Well known for its life-critical ability to regulate healthy blood glucose levels in vivo, insulin is an essential hormone produced by the beta cells of the pancreatic islets. For years, science relied on animal-derived insulin to treat people with diabetes, who produce dangerously low levels of the hormone. Obtaining large amounts was difficult, however.
In 1982, advancements in genomics led to the development of a human, recombinant, insulin – a biosynthetic product that, unlike its animal-derived alternative, was chemically identical to human insulin and producible in large quantities.
The development of recombinant insulin was a very important scientific breakthrough. Not only does it ensure the supply of a life-saving hormone for diabetics, it also functions in vitro as a growth factor for mammalian cell lines. Insulin helps biologists to regulate cell growth differentiation, cell survival, and cellular glucose uptake by modulating transcription, DNA synthesis, replication and stimulating protein translocation.
In the wider cell culture media industry, a similar advancement from serum-based to non-animal-derived media has also taken place. Moreover, an ongoing trend in the industry is the shift towards chemically defined (CD) systems, which support the manufacturing quality requirements of cell therapy, gene therapy, tissue processing, vaccines, and recombinant proteins.

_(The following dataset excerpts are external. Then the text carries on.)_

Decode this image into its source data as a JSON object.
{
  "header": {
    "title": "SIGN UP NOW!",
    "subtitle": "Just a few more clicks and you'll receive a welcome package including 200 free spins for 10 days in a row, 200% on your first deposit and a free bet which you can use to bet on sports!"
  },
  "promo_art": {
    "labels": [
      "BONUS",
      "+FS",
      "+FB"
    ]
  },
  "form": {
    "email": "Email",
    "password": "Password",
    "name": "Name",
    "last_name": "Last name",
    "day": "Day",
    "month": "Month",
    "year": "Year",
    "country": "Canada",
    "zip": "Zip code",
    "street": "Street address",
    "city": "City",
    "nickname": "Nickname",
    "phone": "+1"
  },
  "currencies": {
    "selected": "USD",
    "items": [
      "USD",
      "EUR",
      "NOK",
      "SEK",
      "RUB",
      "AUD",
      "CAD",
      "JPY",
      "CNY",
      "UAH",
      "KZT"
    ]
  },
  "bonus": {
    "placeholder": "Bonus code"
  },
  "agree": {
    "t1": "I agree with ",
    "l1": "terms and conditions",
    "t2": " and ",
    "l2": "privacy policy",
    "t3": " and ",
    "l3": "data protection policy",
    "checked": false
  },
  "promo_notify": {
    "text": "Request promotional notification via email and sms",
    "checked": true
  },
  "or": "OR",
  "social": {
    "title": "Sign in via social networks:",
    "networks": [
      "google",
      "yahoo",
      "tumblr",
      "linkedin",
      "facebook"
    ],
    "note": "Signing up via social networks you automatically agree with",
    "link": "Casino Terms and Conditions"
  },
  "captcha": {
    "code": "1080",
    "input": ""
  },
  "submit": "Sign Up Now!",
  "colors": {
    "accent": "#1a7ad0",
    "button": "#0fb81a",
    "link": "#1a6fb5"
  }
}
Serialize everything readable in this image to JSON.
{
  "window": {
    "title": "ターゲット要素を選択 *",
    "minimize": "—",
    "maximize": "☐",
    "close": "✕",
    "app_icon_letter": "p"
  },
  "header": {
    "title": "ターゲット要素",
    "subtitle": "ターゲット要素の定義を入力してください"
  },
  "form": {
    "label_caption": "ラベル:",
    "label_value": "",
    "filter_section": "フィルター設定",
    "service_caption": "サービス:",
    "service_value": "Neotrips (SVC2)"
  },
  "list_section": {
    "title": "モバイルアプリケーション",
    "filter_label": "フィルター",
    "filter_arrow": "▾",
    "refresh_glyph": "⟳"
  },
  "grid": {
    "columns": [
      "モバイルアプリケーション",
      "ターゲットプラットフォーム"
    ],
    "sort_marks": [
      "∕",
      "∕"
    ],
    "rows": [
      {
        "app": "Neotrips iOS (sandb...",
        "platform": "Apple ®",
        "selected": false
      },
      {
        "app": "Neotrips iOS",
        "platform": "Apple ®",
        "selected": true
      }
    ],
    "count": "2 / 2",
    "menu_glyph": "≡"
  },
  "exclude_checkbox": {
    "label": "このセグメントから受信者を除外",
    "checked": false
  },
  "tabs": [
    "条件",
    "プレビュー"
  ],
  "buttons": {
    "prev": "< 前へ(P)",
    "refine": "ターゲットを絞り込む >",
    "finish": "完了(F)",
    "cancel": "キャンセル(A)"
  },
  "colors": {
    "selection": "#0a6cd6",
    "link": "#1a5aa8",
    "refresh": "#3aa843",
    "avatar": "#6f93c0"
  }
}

In the culture of mammalian cells, the use of commercially available CD media is common practice. “These media are optimised to support cell growth and recombinant protein production, and are usually highly complex,” explains Chantale Julien, Product Manager for Insulin Human AF at leading insulin-supplier Novo Nordisk Pharmatech. “However, their composition is usually proprietary and unknown for the user. When used for a specific cell line, CD media may not support its specific requirements, and therefore supplementation with other compounds at optimal concentrations may provide substantial improvement in cell performance.”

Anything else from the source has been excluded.